Und wie Recht sie doch damit hatte. Diese Traurigkeit würde sie in ihren Sog ziehen und nicht mehr raus lassen. Nur immer tiefer hinein saugen.
Also tat Sofia es ihrer besten Freundin nach, ließ ihre Traurigkeit auf dem Steg, schüttelte sie ab, wie man es mit Schnee tat, wenn man das Haus betrat. Kein Geheule, kein Gejammer, kein Gedanke an dem Umzug – zumindest nicht mehr für heute.
Und als sie aufstand fühlte Sofia, wie eine erdrückende Last von ihr abfiel. Sie stellte es sich bildlich vor, wie die Traurigkeit ihre Krallen aus ihrer Brust zog und von ihrem Rücken sprang um auf dem Steg auf sie zu warten. Und das schien nur noch besser zu wirken. Sie holte tief Luft, um wieder einen klaren Gedanken zu fassen.

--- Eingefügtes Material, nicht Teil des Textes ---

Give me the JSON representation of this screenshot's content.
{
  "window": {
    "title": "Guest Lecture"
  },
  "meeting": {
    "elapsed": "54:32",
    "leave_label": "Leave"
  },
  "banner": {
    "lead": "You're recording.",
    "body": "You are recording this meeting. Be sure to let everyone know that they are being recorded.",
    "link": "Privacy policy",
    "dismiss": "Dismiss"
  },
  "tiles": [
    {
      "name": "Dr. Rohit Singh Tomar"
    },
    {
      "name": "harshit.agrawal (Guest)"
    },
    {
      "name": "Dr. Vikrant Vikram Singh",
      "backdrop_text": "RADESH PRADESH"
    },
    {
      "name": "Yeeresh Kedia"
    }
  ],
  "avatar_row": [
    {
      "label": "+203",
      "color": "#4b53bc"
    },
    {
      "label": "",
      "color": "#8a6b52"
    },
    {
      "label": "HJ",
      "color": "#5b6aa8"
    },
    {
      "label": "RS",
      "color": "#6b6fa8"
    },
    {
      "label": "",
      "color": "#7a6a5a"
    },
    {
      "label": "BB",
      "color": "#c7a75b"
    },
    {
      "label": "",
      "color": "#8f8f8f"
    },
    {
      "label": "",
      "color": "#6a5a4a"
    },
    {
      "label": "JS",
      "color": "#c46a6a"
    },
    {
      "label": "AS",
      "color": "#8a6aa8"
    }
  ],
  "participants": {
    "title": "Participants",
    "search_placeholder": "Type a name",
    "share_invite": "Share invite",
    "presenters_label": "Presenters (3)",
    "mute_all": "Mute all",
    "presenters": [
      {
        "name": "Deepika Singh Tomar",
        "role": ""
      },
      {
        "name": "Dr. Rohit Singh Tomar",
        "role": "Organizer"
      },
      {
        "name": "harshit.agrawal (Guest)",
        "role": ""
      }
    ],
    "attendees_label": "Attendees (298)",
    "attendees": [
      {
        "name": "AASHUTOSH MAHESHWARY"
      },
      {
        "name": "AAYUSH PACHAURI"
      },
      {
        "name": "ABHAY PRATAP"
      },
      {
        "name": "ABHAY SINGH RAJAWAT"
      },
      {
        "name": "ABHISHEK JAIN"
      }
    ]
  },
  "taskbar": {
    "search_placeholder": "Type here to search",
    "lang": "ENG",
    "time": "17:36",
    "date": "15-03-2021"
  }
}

„Hast du Lust auch da zu schlafen? Wir könnten Schlafsäcke mitnehmen und Proviant. Ich würde ja auch die Jungs etwas mitbringen lassen, aber ich glaube mehr als Bier können wir von ihnen nicht erwarten. Die Schlafsäcke würden sie vergessen und als Proviant würde dann entweder das Bier gezählt werden oder es gäbe nur Chips.", lachte Jess. Und Sofia spürte, das das ein echtes Lachen war. Sie war schon immer gut darin gewesen negative Gefühle schnell abzuschütteln. Sofia war darin eigentlich weniger begabt, doch sie würde all ihr Hab und Gut darauf verwetten, dass Jess ihr dabei grade irgendwie geholfen hat.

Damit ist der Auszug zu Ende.